Clues to the location of Genghis Khan's secret grave
On the vast flatlands of eastern Mongolia, enclosed by a two-mile wall in the form of an oval, diggers have uncovered tantalizing clues to the solution of one of history's enduring mysteries: the site of Genghis Khan's secret grave.
Finding the spot where the great Mongolian conqueror was laid to rest in 1227 by his famed horseback warriors would fill in a blank that has fascinated historians for centuries. Although he and his descendants galloped out of Mongolia to subdue most of the known world, Genghis Khan was buried without a monument or even a headstone, in keeping with Mongol belief that the dead should not be disturbed. Legend has it that the soldiers who carried out the mission were slaughtered to make sure the secret was safe for all time.

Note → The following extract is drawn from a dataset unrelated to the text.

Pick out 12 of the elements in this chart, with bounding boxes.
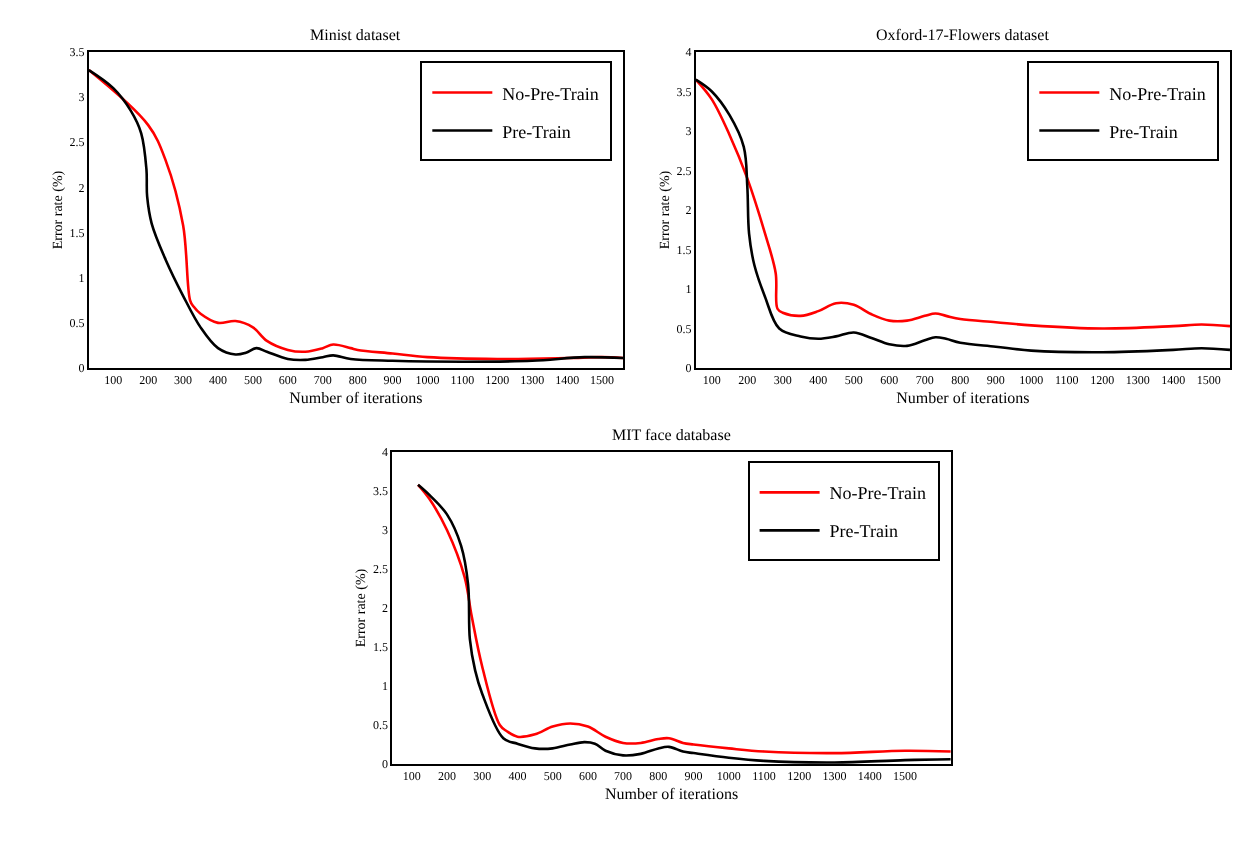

For eight centuries it has been, despite a number of more or less scientific expeditions, claims and counterclaims, some of them evocative of an Indiana Jones movie. But a U.S.-Mongolian expedition organized by Maury Kravitz, a retired Chicago commodities trader, made what may have been a breakthrough two summers ago. His explorers unearthed several graves dating from the 13th century inside the wall, a shambles of stone 200 miles east of Ulan Bator, the Mongolian capital. Shagdaryn Bira, secretary general of the International Association for Mongol Studies and a recognized authority, said the graves are a promising sign that the wall could surround the bodies of Genghis Khan and his closest kin.